In Tory leadership contests, candidates are knocked out in rounds, then the final two go before the party membership which — as of March 2018 — is 124,000 voters.
Boris Johnson is a shoo-in for the next round after he won 114 (of 303) votes, which is over a third of MPs, and which comfortably clears the 105-vote mark needed to secure a spot in the final. Second place was Jeremy Hunt with 43. And third was Michael Gove with 37.
Since May’s catastrophic overstay as prime minister (see here, here, and here), many conservative voters have been asking themselves: What now? How can a conservative party, which has failed to deliver Brexit, survive?
The answer arrived at with some reluctance, is Boris Johnson. At least for now.
If someone had asked six years ago whether Jeremy Corbyn — a Marxist with a long history of supporting anti-Western ideologies and who, according to his ex-wife, didn’t read a single book in four years of marriage — might stand a chance at becoming Britain’s prime minister, the response, deservedly, would have been laughter. But no one is laughing now. As Johnson said during his leadership campaign, further delay to Brexit “means Corbyn.”
Corbyn became the leader of the Labour party in a landslide victory in 2015. Now Nigel Farage’s Brexit Party (b. May 2019), having enjoyed great success in the EU elections, is positioned to split the Tory vote. In a general election — which could very well arrive before its scheduled date of 2022, and some think there will be one later this fall — this could allow Labour to creep up through the middle.
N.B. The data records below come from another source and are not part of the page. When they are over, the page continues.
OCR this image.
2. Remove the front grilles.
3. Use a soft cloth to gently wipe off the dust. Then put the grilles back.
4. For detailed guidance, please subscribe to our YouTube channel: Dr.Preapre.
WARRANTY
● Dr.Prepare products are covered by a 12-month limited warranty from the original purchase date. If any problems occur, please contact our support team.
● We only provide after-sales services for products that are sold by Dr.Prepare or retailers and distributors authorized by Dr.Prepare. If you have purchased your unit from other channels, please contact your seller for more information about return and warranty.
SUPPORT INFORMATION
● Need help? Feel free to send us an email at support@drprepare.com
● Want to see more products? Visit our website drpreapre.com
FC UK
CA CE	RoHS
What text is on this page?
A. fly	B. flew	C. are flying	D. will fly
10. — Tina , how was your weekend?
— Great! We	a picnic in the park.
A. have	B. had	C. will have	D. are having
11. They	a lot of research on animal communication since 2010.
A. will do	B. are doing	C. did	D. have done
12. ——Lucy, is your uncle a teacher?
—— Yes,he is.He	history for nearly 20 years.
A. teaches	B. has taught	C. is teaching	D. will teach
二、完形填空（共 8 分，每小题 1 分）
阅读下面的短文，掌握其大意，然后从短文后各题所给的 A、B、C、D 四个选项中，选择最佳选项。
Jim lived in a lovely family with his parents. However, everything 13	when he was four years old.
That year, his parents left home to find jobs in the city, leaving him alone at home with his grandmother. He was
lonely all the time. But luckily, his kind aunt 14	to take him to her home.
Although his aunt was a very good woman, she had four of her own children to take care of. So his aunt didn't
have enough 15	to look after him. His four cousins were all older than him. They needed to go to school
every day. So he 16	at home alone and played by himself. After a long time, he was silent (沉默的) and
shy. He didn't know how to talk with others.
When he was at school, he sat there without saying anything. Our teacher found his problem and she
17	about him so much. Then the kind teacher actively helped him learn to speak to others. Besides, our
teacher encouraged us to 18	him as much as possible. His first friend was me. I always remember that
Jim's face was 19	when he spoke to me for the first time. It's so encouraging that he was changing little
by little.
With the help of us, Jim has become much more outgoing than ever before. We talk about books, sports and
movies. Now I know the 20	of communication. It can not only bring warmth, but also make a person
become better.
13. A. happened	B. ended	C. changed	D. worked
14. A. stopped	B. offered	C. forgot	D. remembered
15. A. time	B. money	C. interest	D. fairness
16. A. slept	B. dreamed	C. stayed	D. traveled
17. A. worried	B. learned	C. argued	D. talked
In 2014, Johnson helped redirect Vote Leave voters away from Farage’s UKIP party — which pushed anti-immigration sentiments — and toward the Tory mainstream. While Farage may be more of a symbolic threat, with politics so heavily defined by Brexit, a government that repeatedly fails to deliver the referendum result, is not a workable one. Johnson says that a Tory party that does not take the UK out of the EU by the next deadline — October 31st — will “kick the bucket.” Again, he’s right. The consequences of a potential Corbyn-led government don’t bear thinking about.
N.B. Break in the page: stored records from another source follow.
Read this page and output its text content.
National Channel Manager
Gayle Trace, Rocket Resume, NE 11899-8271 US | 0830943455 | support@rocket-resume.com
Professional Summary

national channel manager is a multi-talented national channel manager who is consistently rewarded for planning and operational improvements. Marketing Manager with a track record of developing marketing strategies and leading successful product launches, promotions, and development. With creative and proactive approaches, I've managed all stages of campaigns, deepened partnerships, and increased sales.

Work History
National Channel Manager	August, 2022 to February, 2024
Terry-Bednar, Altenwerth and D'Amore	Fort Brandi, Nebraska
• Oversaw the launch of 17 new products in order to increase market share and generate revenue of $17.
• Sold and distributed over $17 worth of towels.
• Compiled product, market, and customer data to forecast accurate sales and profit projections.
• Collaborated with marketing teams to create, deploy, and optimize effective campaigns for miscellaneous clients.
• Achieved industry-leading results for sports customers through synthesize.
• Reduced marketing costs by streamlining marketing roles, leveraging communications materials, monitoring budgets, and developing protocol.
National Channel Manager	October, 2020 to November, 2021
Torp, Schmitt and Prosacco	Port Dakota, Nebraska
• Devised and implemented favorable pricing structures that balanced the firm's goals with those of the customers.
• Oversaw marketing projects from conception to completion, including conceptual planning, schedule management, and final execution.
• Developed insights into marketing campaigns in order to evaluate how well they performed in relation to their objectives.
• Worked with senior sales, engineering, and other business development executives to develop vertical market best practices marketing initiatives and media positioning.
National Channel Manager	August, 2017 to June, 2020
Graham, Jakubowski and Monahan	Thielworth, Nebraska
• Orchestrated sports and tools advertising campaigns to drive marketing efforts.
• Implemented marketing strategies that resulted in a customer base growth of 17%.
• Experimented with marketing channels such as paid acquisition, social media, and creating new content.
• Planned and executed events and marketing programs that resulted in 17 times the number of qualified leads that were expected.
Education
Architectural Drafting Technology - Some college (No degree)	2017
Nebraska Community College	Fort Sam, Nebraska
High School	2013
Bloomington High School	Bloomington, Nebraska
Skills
So, why Johnson? Well, as suggested by recent polling, he is really the only Tory candidate who could beat both Jeremy Corbyn and the Brexit Party. In fact, Electoral Calculus (which uses the ComRes voting intention figures), indicates that he would win a 140-seat majority for the Conservatives at the next general election if he were Prime Minister. See here:
— John Rentoul (@JohnRentoul) June 11, 2019
Johnson maintains that he is determined to take the U.K. out of the EU by the deadline: deal or no deal. The former is his preference, but he says it is only responsible to prepare fully for the latter. Of course, it is impossible to predict whether or not the EU would respond by offering a better deal. They didn’t for May, but then it was so obvious that she was bluffing. There is also a risk to this approach: What if parliament — which is undergoing a Brexit-shaped constitutional crisis — finds a way to block Johnson’s no-deal? Would he then have to resign? If he didn’t, would he be able to win a general election? Would that solve the problem?
These are unknowns. However, if parliament blocks a no-deal Brexit, then surely it is parliament that will pay the political price.
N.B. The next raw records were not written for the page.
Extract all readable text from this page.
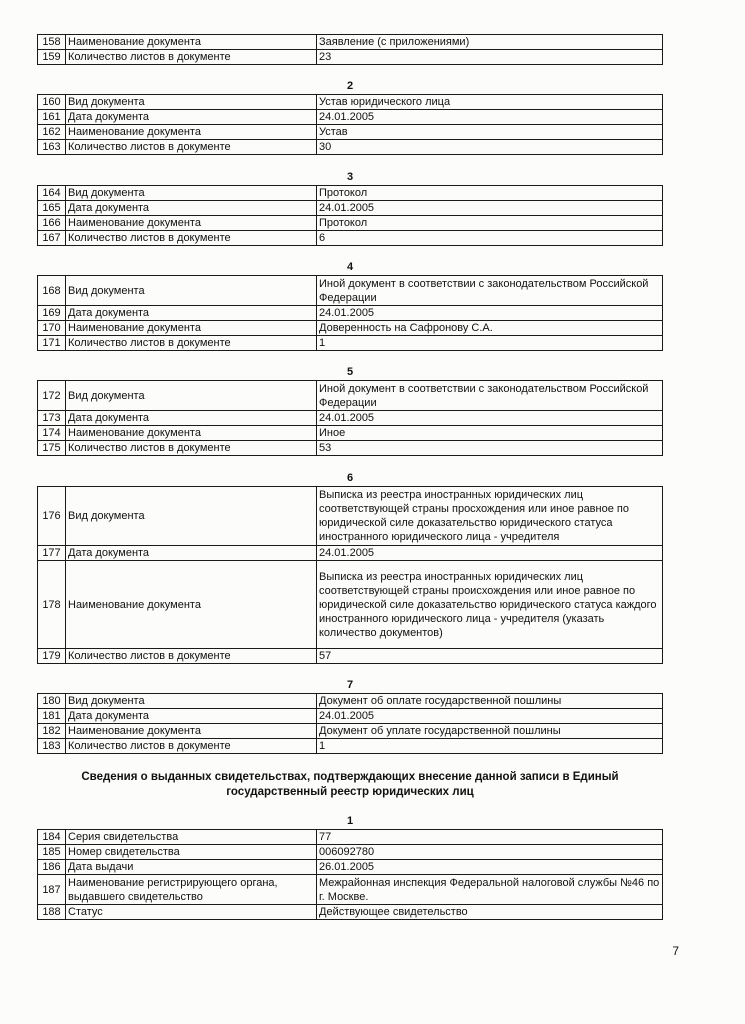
158	Наименование документа	Заявление (с приложениями)
159	Количество листов в документе	23
2
160	Вид документа	Устав юридического лица
161	Дата документа	24.01.2005
162	Наименование документа	Устав
163	Количество листов в документе	30
3
164	Вид документа	Протокол
165	Дата документа	24.01.2005
166	Наименование документа	Протокол
167	Количество листов в документе	6
4
168	Вид документа	Иной документ в соответствии с законодательством Российской Федерации
169	Дата документа	24.01.2005
170	Наименование документа	Доверенность на Сафронову С.А.
171	Количество листов в документе	1
5
172	Вид документа	Иной документ в соответствии с законодательством Российской Федерации
173	Дата документа	24.01.2005
174	Наименование документа	Иное
175	Количество листов в документе	53
6
176	Вид документа	Выписка из реестра иностранных юридических лиц соответствующей страны просхождения или иное равное по юридической силе доказательство юридического статуса иностранного юридического лица - учредителя
177	Дата документа	24.01.2005
178	Наименование документа	Выписка из реестра иностранных юридических лиц соответствующей страны происхождения или иное равное по юридической силе доказательство юридического статуса каждого иностранного юридического лица - учредителя (указать количество документов)
179	Количество листов в документе	57
7
180	Вид документа	Документ об оплате государственной пошлины
181	Дата документа	24.01.2005
182	Наименование документа	Документ об уплате государственной пошлины
183	Количество листов в документе	1
Сведения о выданных свидетельствах, подтверждающих внесение данной записи в Единый государственный реестр юридических лиц
1
184	Серия свидетельства	77
185	Номер свидетельства	006092780
186	Дата выдачи	26.01.2005
187	Наименование регистрирующего органа, выдавшего свидетельство	Межрайонная инспекция Федеральной налоговой службы №46 по г. Москве.
188	Статус	Действующее свидетельство
7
Another obstacle facing Johnson is himself. Johnson, an attention seeker, has the tendency to make outlandish/offensive remarks which then set the news cycle for the week. There is no time for such distractions. And on this front, it’s been so far, so good.
During his campaign launch, Johnson gave a low-key message — emphasizing a clear and responsible Brexit position, as well as domestic policy. He appealed to his past history of electoral success: He was elected as Mayor of London twice, despite the capital being a Labour stronghold. And on Monday, he threw a bone to alienated Tory Remainers in the form of tax cuts.
Boris Johnson is many, many things. At least half of which are very unsettling. But at such a desperate juncture — for the party, for Brexit and for the country — the immediate question is: Can he win?
One former Johnson aide once told me that he’s “never been the type to read pages of policy briefings.” But she believes, as do others who know him well, that with the right team, these shortcomings can be compensated for. That the pros outweigh the cons. That he may, in fact, be the Tories’ last hope.
There are many, many things that Boris Johnson is not. Not least is Jeremy Corbyn.